Comme on pouvait s’y attendre, la faiblesse de force de la poigne devient de plus en plus fréquente avec l’âge, où environ un quart des gens de plus de 80 ans tombe sous les niveaux limites.

De nos jours, la force de poigne n’est pas suffisamment mesurée comme élément constitutif de l’évaluation de la santé d’une personne âgée. Cependant, la reconnaissance de plus en plus fréquente d’une condition clinique fréquente appelée la sarcopénie, qui est la perte de la masse musculaire et du fonctionnement des muscles avec l’âge [6] dans laquelle un mauvais fonctionnement musculaire est démontré soit par une faiblesse de la force de la poigne soit par une démarche ralentie, est susceptible de changer cela.

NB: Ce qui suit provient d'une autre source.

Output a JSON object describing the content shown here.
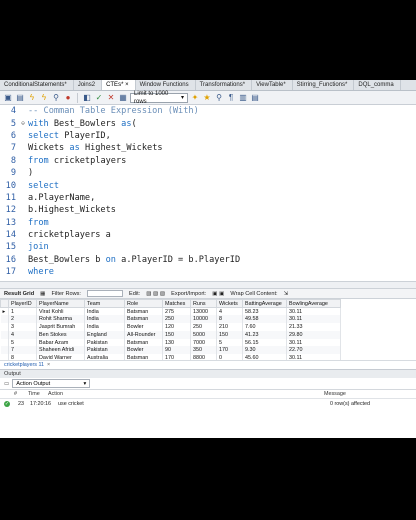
{
  "tabs": [
    "ConditionalStatements*",
    "Joins2",
    "CTEs*",
    "Window Functions",
    "Transformations*",
    "ViewTable*",
    "Stirring_Functions*",
    "DQL_comma"
  ],
  "active_tab": 2,
  "toolbar": {
    "icons": [
      "folder-icon",
      "save-icon",
      "bolt-icon",
      "bolt-cursor-icon",
      "search-icon",
      "stop-icon",
      "toggle-icon",
      "check-icon",
      "cancel-icon",
      "autocommit-icon"
    ],
    "limit_label": "Limit to 1000 rows",
    "right_icons": [
      "beautify-icon",
      "star-icon",
      "search-icon",
      "comment-icon",
      "wrap-icon",
      "table-icon"
    ]
  },
  "editor": {
    "lines": [
      {
        "n": "4",
        "fold": "",
        "parts": [
          {
            "t": "-- Comman Table Expression (With)",
            "c": "cm"
          }
        ]
      },
      {
        "n": "5",
        "fold": "⊖",
        "parts": [
          {
            "t": "with ",
            "c": "kw"
          },
          {
            "t": "Best_Bowlers ",
            "c": ""
          },
          {
            "t": "as",
            "c": "kw"
          },
          {
            "t": "(",
            "c": ""
          }
        ]
      },
      {
        "n": "6",
        "fold": "",
        "parts": [
          {
            "t": "select ",
            "c": "kw"
          },
          {
            "t": "PlayerID,",
            "c": ""
          }
        ]
      },
      {
        "n": "7",
        "fold": "",
        "parts": [
          {
            "t": "Wickets ",
            "c": ""
          },
          {
            "t": "as ",
            "c": "kw"
          },
          {
            "t": "Highest_Wickets",
            "c": ""
          }
        ]
      },
      {
        "n": "8",
        "fold": "",
        "parts": [
          {
            "t": "from ",
            "c": "kw"
          },
          {
            "t": "cricketplayers",
            "c": ""
          }
        ]
      },
      {
        "n": "9",
        "fold": "",
        "parts": [
          {
            "t": ")",
            "c": ""
          }
        ]
      },
      {
        "n": "10",
        "fold": "",
        "parts": [
          {
            "t": "select",
            "c": "kw"
          }
        ]
      },
      {
        "n": "11",
        "fold": "",
        "parts": [
          {
            "t": "a.PlayerName,",
            "c": ""
          }
        ]
      },
      {
        "n": "12",
        "fold": "",
        "parts": [
          {
            "t": "b.Highest_Wickets",
            "c": ""
          }
        ]
      },
      {
        "n": "13",
        "fold": "",
        "parts": [
          {
            "t": "from",
            "c": "kw"
          }
        ]
      },
      {
        "n": "14",
        "fold": "",
        "parts": [
          {
            "t": "cricketplayers a",
            "c": ""
          }
        ]
      },
      {
        "n": "15",
        "fold": "",
        "parts": [
          {
            "t": "join",
            "c": "kw"
          }
        ]
      },
      {
        "n": "16",
        "fold": "",
        "parts": [
          {
            "t": "Best_Bowlers b ",
            "c": ""
          },
          {
            "t": "on ",
            "c": "kw"
          },
          {
            "t": "a.PlayerID = b.PlayerID",
            "c": ""
          }
        ]
      },
      {
        "n": "17",
        "fold": "",
        "parts": [
          {
            "t": "where",
            "c": "kw"
          }
        ]
      }
    ]
  },
  "result_bar": {
    "title": "Result Grid",
    "filter_label": "Filter Rows:",
    "edit_label": "Edit:",
    "export_label": "Export/Import:",
    "wrap_label": "Wrap Cell Content:"
  },
  "grid": {
    "columns": [
      "PlayerID",
      "PlayerName",
      "Team",
      "Role",
      "Matches",
      "Runs",
      "Wickets",
      "BattingAverage",
      "BowlingAverage"
    ],
    "rows": [
      [
        "1",
        "Virat Kohli",
        "India",
        "Batsman",
        "275",
        "13000",
        "4",
        "58.23",
        "30.11"
      ],
      [
        "2",
        "Rohit Sharma",
        "India",
        "Batsman",
        "250",
        "10000",
        "8",
        "49.58",
        "30.11"
      ],
      [
        "3",
        "Jasprit Bumrah",
        "India",
        "Bowler",
        "120",
        "250",
        "210",
        "7.60",
        "21.33"
      ],
      [
        "4",
        "Ben Stokes",
        "England",
        "All-Rounder",
        "150",
        "5000",
        "150",
        "41.23",
        "29.80"
      ],
      [
        "5",
        "Babar Azam",
        "Pakistan",
        "Batsman",
        "130",
        "7000",
        "5",
        "56.15",
        "30.11"
      ],
      [
        "7",
        "Shaheen Afridi",
        "Pakistan",
        "Bowler",
        "90",
        "350",
        "170",
        "9.30",
        "22.70"
      ],
      [
        "8",
        "David Warner",
        "Australia",
        "Batsman",
        "170",
        "8800",
        "0",
        "45.60",
        "30.11"
      ]
    ]
  },
  "result_tab": "cricketplayers 11",
  "output": {
    "header": "Output",
    "select_value": "Action Output",
    "columns": {
      "num": "#",
      "time": "Time",
      "action": "Action",
      "message": "Message"
    },
    "rows": [
      {
        "num": "23",
        "time": "17:20:16",
        "action": "use cricket",
        "message": "0 row(s) affected"
      }
    ]
  }
}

La recherche sur la sarcopénie et ses traitements augmente incroyablement [7]. Le traitement ayant actuellement les meilleures preuves d’efficacité est le recours à un programme d’entrainement d’exercices de musculation avec charges progressives, qui augmente graduellement la charge qu’un muscle peut supporter, ce qui le rend de plus en plus fort avec le temps. À cela s’ajoute aussi des interventions nutritionnelles voire certains médicaments.

Tout comme le rôle de la force de la poigne dans le diagnostic de la sarcopénie chez une personne âgée, le fait d’étudier la force de poigne durant toute la vie permet de mieux comprendre l’importance du style de vie plus tôt, et les interventions potentielles à mettre en place qui amélioreront la qualité de la vie, et la santé, en vieillissant. Comme nous vivons plus longtemps, c’est un moyen qui pourrait permettre de passer ces années supplémentaires en meilleure santé.

Références :

[1] Predicting ADL disability in community-dwelling elderly people using physical frailty indicators : a systematic review. Joan Vermeulen, Jacques CL Neyens, Erik van Rossum, Marieke D Spreeuwenberg, Luc P de Witte. BMC Geriatrics 2011, 11:33.

[2] Objectively measured physical capability levels and mortality : systematic review and meta-analysis. BMJ 2010 ; 341.

[3] Physical activity levels across adult life and grip strength in early old age : updating findings from a British birth cohort. Age Ageing (2013) 42 (6) : 794-798.

[4] Normative Values of Cognitive and Physical Function in Older Adults : Findings from The Irish Longitudinal Study on Ageing. Journal of the American Geriatrics Society. Volume 61, Issue Supplement s2, pp S279–S290, 2013.

[5] Dodds RM, Syddall HE, Cooper R, Benzeval M, Deary IJ, et al. (2014) Grip Strength across the Life Course : Normative Data from Twelve British Studies. PLoS ONE 9(12) : e113637.

[6] Sarcopenia : European consensus on definition and diagnosis. Age Ageing (2010) 39 (4) : 412-423.

[7] New horizons in the pathogenesis, diagnosis and management of sarcopenia. Age Ageing, (2013) 42 (2) : 145-150.